You are viewing a plain text version of this content. The canonical link for it is here.
Posted to user@cassandra.apache.org by Pranay akula <pr...@gmail.com> on 2017/07/07 14:26:39 UTC
READ Queries timing out.
Lately i am seeing some select queries timing out, data modelling to blame
for but not in a situation to redo it.
Does increasing heap will help ??
currently using 1GB new_heap, I analysed the GC logs not having any issues
with major GC's .
Using G1GC , does increasing new_heap will help ??
currently using JVM_OPTS="$JVM_OPTS -XX:MaxGCPauseMillis=500", even if i
increase heap to lets say 2GB is that effective b/c young GC's will kick in
more frequently to complete in 500ms right ??
Thanks
Pranay.
RE: READ Queries timing out.
Posted by "Durity, Sean R" <SE...@homedepot.com>.
1 GB heap is very small. Why not try increasing it to 50% of RAM and see if it helps you track down the real issue. It is hard to tune around a bad data model, if that is indeed the issue. Seeing your tables and queries would help.
Sean Durity
From: Pranay akula [mailto:pranay.akula2323@gmail.com]
Sent: Friday, July 07, 2017 11:47 AM
To: user@cassandra.apache.org
Cc: ZAIDI, ASAD A <az...@att.com>
Subject: Re: READ Queries timing out.
Thanks ZAIDI,
Using C++ driver doesn't have tracing with driver so executing those from cqlsh. when i am tracing i am getting below error, i increased --request-timeout to 3600 in cqlsh.
ReadTimeout: code=1200 [Coordinator node timed out waiting for replica nodes' responses] message="Operation timed out - received only 0 responses." info={'received_responses': 0, 'required_responses': 1, 'consistency': 'ONE'}
Statement trace did not complete within 10 seconds
The below are cfstats and cfhistograms, i can see read latency, cell count and Maximum live cells per slice (last five minutes) are high. is there any way to get around this with out changing data model.

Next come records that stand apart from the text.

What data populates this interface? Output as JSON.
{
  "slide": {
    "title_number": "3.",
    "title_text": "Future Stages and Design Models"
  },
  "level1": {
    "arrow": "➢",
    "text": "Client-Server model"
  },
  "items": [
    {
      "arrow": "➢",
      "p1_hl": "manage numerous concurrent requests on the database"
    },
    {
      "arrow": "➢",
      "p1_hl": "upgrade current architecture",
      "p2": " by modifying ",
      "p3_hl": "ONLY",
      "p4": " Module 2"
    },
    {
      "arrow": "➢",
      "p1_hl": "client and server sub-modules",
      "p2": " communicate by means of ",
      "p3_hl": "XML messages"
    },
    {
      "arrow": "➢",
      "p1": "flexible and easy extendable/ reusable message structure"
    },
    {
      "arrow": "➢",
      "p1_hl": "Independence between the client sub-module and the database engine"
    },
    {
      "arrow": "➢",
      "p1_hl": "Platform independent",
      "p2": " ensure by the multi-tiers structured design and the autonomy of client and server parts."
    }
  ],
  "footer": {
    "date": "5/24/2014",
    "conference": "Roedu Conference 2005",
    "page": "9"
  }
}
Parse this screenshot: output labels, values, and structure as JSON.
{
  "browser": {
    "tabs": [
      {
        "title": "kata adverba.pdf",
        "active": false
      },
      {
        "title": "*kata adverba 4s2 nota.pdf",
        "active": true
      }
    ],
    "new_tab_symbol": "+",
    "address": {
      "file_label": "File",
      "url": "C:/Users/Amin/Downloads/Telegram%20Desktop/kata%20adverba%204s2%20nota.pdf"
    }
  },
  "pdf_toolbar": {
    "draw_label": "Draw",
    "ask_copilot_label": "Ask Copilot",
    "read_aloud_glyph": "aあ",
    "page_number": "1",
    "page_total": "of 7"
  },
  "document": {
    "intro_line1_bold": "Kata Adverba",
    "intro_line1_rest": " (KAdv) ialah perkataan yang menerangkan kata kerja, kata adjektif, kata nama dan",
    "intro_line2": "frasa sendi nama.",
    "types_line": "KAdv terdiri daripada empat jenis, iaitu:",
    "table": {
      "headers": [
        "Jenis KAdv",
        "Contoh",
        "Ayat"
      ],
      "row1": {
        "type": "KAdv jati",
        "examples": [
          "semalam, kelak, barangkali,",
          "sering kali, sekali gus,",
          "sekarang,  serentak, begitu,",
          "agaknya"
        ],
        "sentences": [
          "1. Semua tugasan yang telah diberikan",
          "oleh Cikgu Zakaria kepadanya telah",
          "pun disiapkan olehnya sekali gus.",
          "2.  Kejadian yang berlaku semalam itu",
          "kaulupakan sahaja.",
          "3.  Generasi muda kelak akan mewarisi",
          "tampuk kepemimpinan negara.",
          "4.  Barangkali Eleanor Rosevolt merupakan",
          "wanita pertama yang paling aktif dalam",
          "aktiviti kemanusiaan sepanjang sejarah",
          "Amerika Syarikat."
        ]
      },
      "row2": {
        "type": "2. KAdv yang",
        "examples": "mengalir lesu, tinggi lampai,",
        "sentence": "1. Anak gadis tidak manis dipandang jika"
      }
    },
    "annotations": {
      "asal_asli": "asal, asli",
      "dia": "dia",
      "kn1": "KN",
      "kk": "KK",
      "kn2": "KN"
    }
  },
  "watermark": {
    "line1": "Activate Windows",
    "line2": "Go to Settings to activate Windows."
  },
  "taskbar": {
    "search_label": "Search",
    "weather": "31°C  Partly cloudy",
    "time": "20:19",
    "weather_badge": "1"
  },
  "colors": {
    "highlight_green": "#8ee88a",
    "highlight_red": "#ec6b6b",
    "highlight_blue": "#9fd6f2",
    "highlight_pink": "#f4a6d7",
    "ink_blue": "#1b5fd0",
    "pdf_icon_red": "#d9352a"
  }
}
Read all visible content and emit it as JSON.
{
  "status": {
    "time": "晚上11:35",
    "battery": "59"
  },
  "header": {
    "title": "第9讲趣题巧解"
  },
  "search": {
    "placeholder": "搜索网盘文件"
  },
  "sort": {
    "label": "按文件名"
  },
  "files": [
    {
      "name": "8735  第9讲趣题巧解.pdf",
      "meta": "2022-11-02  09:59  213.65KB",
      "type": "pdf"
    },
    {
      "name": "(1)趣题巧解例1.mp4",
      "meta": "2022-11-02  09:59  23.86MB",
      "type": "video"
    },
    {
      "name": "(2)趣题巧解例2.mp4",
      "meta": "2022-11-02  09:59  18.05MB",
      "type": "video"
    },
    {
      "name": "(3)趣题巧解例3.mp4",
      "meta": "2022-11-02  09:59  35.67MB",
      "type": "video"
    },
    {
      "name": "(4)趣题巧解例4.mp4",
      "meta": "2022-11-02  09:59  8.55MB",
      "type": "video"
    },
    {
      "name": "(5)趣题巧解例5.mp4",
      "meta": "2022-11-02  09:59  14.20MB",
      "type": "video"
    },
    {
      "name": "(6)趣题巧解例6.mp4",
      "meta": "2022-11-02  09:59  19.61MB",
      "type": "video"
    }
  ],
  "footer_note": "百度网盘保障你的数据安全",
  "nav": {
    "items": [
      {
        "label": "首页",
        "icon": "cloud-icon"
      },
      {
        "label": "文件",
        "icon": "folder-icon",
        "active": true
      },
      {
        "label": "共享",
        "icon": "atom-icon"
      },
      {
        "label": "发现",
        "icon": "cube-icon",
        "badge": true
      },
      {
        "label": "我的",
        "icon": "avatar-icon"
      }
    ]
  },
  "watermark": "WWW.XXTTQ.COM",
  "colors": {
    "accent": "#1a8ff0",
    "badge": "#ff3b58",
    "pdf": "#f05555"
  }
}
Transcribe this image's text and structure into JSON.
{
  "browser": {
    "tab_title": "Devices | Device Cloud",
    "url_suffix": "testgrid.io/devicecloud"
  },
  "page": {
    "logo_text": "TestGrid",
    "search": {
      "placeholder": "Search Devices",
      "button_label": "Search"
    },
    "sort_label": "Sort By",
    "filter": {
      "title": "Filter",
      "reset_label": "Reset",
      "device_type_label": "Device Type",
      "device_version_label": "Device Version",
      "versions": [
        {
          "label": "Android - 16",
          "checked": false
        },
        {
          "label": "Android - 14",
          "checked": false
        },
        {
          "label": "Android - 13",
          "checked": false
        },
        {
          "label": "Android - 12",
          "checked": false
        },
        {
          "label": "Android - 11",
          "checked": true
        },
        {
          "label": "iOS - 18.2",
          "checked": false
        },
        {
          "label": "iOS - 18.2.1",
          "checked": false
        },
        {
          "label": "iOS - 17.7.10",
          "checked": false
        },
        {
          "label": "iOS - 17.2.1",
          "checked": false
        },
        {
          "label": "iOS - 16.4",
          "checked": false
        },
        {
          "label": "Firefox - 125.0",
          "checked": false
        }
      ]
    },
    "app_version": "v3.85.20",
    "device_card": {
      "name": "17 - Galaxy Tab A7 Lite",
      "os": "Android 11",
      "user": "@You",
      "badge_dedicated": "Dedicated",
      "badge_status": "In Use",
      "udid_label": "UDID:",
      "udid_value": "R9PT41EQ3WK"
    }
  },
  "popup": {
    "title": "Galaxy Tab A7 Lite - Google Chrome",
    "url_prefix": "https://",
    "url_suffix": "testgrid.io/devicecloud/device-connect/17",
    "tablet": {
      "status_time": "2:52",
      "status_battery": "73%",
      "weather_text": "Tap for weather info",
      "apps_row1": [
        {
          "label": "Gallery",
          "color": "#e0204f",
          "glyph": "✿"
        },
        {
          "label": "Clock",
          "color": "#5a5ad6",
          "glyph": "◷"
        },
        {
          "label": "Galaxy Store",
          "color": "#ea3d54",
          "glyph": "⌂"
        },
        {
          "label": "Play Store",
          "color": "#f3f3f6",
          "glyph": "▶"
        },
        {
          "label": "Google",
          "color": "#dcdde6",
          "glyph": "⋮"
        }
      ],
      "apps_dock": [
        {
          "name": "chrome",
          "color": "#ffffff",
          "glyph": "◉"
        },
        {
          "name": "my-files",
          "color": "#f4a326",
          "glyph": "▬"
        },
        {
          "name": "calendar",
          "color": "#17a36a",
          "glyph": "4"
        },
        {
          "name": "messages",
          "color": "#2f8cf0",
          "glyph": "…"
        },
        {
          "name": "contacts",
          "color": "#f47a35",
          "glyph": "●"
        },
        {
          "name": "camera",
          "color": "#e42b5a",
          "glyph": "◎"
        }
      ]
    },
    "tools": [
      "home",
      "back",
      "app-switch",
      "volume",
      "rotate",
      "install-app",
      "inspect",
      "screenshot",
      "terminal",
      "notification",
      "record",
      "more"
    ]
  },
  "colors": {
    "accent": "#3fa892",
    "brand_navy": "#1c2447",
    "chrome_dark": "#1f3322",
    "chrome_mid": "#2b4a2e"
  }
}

Percentile SSTables Write Latency Read Latency Partition Size Cell Count
(micros) (micros) (bytes)
50% 1.00 20.00 NaN 1331 20
75% 2.00 29.00 NaN 6866 86
95% 8.00 60.00 NaN 126934 1331
98% 10.00 103.00 NaN 315852 3973
99% 12.00 149.00 NaN 545791 8239
Min 0.00 0.00 0.00 104 0
Max 20.00 12730764.00 9773372036884776000.00 74975550 83457
Read Count: 44514407
Read Latency: 82.92876612928933 ms.
Write Count: 3007585812
Write Latency: 0.07094456590853208 ms.
Pending Flushes: 0
SSTable count: 9
Space used (live): 66946214374
Space used (total): 66946214374
Space used by snapshots (total): 0
Off heap memory used (total): 33706492
SSTable Compression Ratio: 0.5598380206656697
Number of keys (estimate): 2483819
Memtable cell count: 15008
Memtable data size: 330597
Memtable off heap memory used: 518502
Memtable switch count: 39915
Local read count: 44514407
Local read latency: 82.929 ms
Local write count: 3007585849
Local write latency: 0.071 ms
Pending flushes: 0
Bloom filter false positives: 0
Bloom filter false ratio: 0.00000
Bloom filter space used: 12623632
Bloom filter off heap memory used: 12623560
Index summary off heap memory used: 3285614
Compression metadata off heap memory used: 17278816
Compacted partition minimum bytes: 104
Compacted partition maximum bytes: 74975550
Compacted partition mean bytes: 27111
Average live cells per slice (last five minutes): 388.7486606077893
Maximum live cells per slice (last five minutes): 28983.0
Average tombstones per slice (last five minutes): 0.0
Maximum tombstones per slice (last five minutes): 0.0
Thanks
Pranay.
On Fri, Jul 7, 2017 at 11:16 AM, Thakrar, Jayesh <jt...@conversantmedia.com>> wrote:
Can you provide more details.
E.g. table structure, the app used for the query, the query itself and the error message.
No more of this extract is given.